Шрифт:
Ушам своим не поверила Лала, когда открыл хмурый братец ей о полудни железные двери:
– Выходи, – бросил жёстко, – хочешь, реви, хочешь, нет – дружок твой уехал. Больше не вернётся.
Вот уж это показалось Лале сущим вздором. Как мог Стах не вернуться? Ну – уехал, это уж бывало… плохо… тяжко… тревожно… но когда-нибудь-то – минует! Будет день светлый, и час радостный!
Как он возвращался, Стах! Боже мой, какое это было всепоглощающее счастье! Как сразу всё преображалось на свете! Мир окружающий бил живыми родниками и взрывался сочными побегами! Всё было прекрасно и ярко – напористо росло и цвело ожидание – вот-вот они увидятся! И тогда…
А – неважно, что тогда… пусть хоть небо рухнет! В тот миг – они будут вместе!
А сейчас, пока – его не было рядом. И это было ужасно. Это была такая мука – будто чудовище заживо ело её изнутри… там, где сердце! И голова была пустая и неподатливая, мысли путались, не подчинялись.
Знала – будет не так больно, если не думать о Стахе! А думалось – только о Стахе.
Она едва слышала обращённые к ней речи… она не помнила, кто и что говорил ей… она точно не видела никого вокруг… равнодушные руки исполняли по сто раз повторяемые приказы… и, как мёртвые, уста – не роняли слов.
Прошёл ноябрь, и понеслись декабрьские метели. Розовые ростки, укрытые тем самым лапником, что привёз Стах – и оттого приятно было касаться его колючих иголок – завалило щедрым снегом. Снег покрыл рощи и поляны, камышовые заросли на реке. В полях разметало снег волнами. По снегу лёг санный путь – и сразу занесла его лихая пурга. Не было Стаха.
Пришлось поверить: уехал, и надолго… куда-то на восток, в дальние края, в неведомый город Полочь. Лала слышала, как толковали о том брат с Василем. Озабочен – явился Василь в тот же час, когда бледную и трепещущую девицу пустили в дом и усадили к огню.
– Что ж ты с ней сделал-то! – всплеснула руками Тодосья, узрев неподвижную куклу вместо живой и весёлой девушки. И к Лале:
– Молочка горячего выпей! Дай руки! Ледяные! Платком укройся!

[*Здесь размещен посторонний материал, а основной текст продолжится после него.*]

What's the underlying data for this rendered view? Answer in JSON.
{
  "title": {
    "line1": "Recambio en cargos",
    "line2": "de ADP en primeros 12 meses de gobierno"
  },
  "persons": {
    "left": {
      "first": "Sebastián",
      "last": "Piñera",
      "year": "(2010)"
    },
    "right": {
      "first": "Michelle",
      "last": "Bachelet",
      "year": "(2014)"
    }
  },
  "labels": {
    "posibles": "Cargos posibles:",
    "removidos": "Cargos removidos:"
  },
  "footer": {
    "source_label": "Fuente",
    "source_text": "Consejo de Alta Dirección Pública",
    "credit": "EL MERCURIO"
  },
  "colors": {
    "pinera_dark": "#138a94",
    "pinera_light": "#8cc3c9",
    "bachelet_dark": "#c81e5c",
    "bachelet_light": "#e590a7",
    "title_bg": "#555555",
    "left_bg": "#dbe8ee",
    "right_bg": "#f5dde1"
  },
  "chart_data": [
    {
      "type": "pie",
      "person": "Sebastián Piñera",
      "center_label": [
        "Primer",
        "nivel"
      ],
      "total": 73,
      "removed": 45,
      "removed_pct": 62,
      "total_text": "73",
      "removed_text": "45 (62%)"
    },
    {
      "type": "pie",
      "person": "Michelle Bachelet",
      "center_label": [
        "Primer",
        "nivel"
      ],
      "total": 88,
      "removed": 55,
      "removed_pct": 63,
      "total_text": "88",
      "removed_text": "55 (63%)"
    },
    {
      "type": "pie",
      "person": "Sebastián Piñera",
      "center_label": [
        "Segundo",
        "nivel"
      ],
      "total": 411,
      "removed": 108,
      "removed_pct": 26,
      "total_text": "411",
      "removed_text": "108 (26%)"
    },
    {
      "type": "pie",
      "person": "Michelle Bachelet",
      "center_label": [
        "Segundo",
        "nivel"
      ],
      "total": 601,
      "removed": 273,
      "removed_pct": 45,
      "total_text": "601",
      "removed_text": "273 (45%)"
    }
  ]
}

Одеялкой пуховой! Ты чего молчишь-то?! Словечко молви!
Не знала Тодосья, про что наказали девицу – насупившийся муж молчал. Не смела супруга спрашивать – а юную золовку было жалко. Вот и обхаживала.
Василь, вошедши, глянул на статуйку каменную в платках возле печки, перевёл взгляд на суетящуюся Тодосью, остановил на угрюмом дружке – и медленно проговорил:
– Что у вас тут стряслось? Сами на себя не похожи. Аль конец света близок?
Азарий кашлянул – и неуловимое движение прошло по сдвинутым бровям. Такое движение, что будь Василь – не Василь, а кто случайный, забредший на огонёк погреться-поболтать – сразу потянуло бы его торопливо поклониться, пробормотать чего едва слышное на прощанье и, ласково-вежливо, пятясь – покинуть скорбный приют.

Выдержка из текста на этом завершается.